Jeremy R. Ash, Melaine A. Kuenemann, Daniel Rotroff, Alison Motsinger-Reif, and Denis Fourches
To run any of the r scripts provided, clone the repository and open the metabochem.Rproj file in Rstudio. Run the scripts within the project, so that they can find the relevant paths on your machine.
- The analyses folder contains three rmarkdown files and one r script, which perform the majority of the analyses reported in the paper.
- differential_analyses.rmd: Performs the differential analysis on cancer and healthy patient metabolites. Outputs the significance results. See already rendered report: differential_analysis.pdf.
- metab_clus.r: Filters metabolites by significance and clusters on chemical structure. Outputs clustered metabolite concentration profiles.

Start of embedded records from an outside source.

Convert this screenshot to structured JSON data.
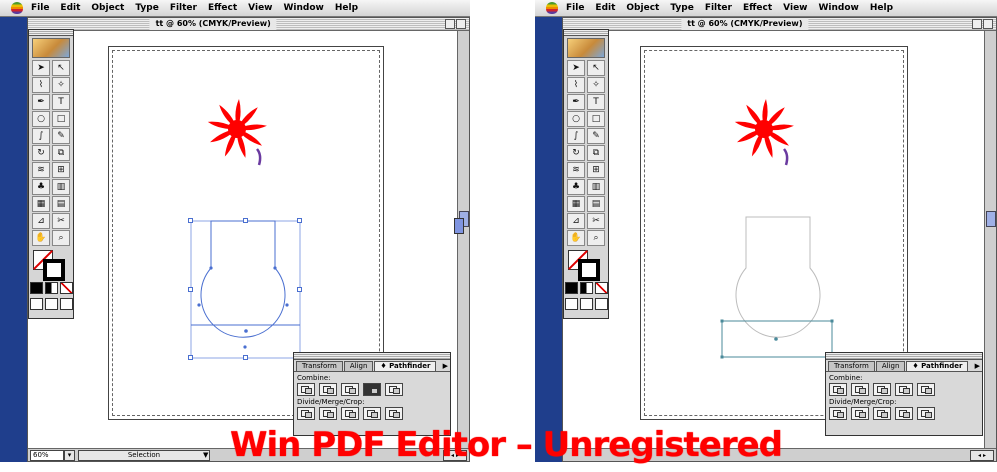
{
  "menubar": {
    "items": [
      "File",
      "Edit",
      "Object",
      "Type",
      "Filter",
      "Effect",
      "View",
      "Window",
      "Help"
    ]
  },
  "document": {
    "title": "tt @ 60% (CMYK/Preview)",
    "zoom": "60%",
    "status": "Selection"
  },
  "pathfinder": {
    "tabs": [
      "Transform",
      "Align",
      "♦ Pathfinder"
    ],
    "combine_label": "Combine:",
    "divide_label": "Divide/Merge/Crop:"
  },
  "tools": [
    "selection-tool",
    "direct-selection-tool",
    "lasso-tool",
    "magic-wand-tool",
    "pen-tool",
    "type-tool",
    "ellipse-tool",
    "rectangle-tool",
    "paintbrush-tool",
    "pencil-tool",
    "rotate-tool",
    "scale-tool",
    "warp-tool",
    "free-transform-tool",
    "symbol-tool",
    "graph-tool",
    "mesh-tool",
    "gradient-tool",
    "eyedropper-tool",
    "scissors-tool",
    "hand-tool",
    "zoom-tool"
  ],
  "artwork": {
    "star_color": "#ff0000",
    "stem_color": "#6a3aa0",
    "left_path_color": "#4a6fd0",
    "right_path_color": "#bcbcbc"
  },
  "watermark": "Win PDF Editor – Unregistered"
}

- metab_classifier_plasma.rmd: Takes the clustered plasma metabolite concentration profiles as input. Builds and validates classification models predicting patient cancer status. See already rendered report: metab_classifier_plasma.html.
- metab_classifier_serum.rmd: Takes the clustered serum metabolite concentration profiles as input. Builds and validates classification models predicting patient cancer status. See already rendered report: metab_classifier_serum.html.
- The analyses/data folder contains the data used by each analysis script.
- sample_metabolites_training_excol_fix.csv, sample_metabolites_test.txt: raw patient metabolite concentration profiles.
- training_set_tq_normalize.rda, test_set_tq_normalize.rda: fully processed and normalized patient metabolite concentration profiles.
- sample_factors_train.txt, ssample_factors_test.txt: patient characteristic data, including cancer status.
- common_test_training_molecule-v2.sdf: metabolite chemical structures.
- metabolics_fingerprint.csv: metabolite fingerprints.
- ML_data.RDATA: clustered metabolites concentration profiles.
- The analyses/data folder/signficance_results folder contains the signficance_results from the differential analysis.
- The analyses/figure_scripts folder contains the scripts to recreate a few of the figures in the paper. The file names contain the corresponding figure numbers.